Ce double choc, entre gloire sportive et deuil intime, résume toute la complexité du parcours d’Ahmed Mbombo Njoya : enraciné dans une lignée royale, mais engagé sur un chemin bien à lui, celui du sport et de la transmission.
Fils du 19e sultan des Bamouns – l’un des peuples les plus anciens du Cameroun –, Ahmed porte une double histoire. Celle d’un père haut dignitaire de l’État, ancien ministre et président de la Fédération camerounaise de football dans les années 1960. Mais aussi celle d’une mère d’origine espagnole, née en Guinée équatoriale et élevée entre exil et rupture. Le jeune Ahmed naît à Yaoundé, mais c’est au Caire qu’il grandit, apprenant l’arabe littéraire, dans les couloirs des ambassades où son père exerce.

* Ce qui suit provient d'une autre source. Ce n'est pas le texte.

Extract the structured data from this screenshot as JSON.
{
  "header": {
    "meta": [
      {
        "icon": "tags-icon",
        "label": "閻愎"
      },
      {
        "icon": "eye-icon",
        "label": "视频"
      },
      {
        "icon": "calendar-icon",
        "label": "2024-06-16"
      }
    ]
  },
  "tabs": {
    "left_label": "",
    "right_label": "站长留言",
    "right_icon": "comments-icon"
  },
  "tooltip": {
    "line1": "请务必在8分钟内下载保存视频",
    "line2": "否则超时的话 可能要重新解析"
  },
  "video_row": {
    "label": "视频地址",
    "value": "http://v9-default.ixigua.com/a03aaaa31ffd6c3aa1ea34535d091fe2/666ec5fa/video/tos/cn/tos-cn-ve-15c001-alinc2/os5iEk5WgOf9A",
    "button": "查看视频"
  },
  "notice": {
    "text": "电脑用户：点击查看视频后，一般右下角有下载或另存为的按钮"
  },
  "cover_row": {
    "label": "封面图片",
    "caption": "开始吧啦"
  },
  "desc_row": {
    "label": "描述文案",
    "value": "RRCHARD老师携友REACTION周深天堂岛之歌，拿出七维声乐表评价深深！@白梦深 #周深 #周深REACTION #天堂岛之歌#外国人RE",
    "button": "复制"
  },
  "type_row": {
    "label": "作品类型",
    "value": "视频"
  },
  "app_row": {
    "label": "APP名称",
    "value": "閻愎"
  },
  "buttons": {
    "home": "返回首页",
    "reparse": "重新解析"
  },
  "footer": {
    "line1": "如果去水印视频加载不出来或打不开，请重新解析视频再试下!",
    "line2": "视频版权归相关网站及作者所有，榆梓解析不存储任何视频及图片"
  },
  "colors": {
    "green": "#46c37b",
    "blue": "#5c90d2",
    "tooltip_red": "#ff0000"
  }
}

À sept ans, il revient au Cameroun, au lycée Fustel-de-Coulanges, avant de s’envoler pour la France en 1991. D’abord dans les Ardennes, à Sedan, où il découvre le basket, puis à Nancy, Bruxelles, Montpellier… Chaque étape le rapproche un peu plus de sa passion. Il joue, voyage, étudie, chute (rupture des ligaments), et finit par rebondir dans l’encadrement.
L’homme construit sa vie au rythme des rencontres et des rebonds de ballon : un BTS tourisme à Bruxelles, un autre en gestion hôtelière à Montpellier, un amour né sur les parquets, Jelena, devenue son épouse. Ensemble, ils ont deux enfants, Marko et Jana – cette dernière joue aujourd’hui pour la Serbie. Le basketball devient pour lui plus qu’un sport : un levier d’éducation, un outil de développement, un engagement de tous les jours.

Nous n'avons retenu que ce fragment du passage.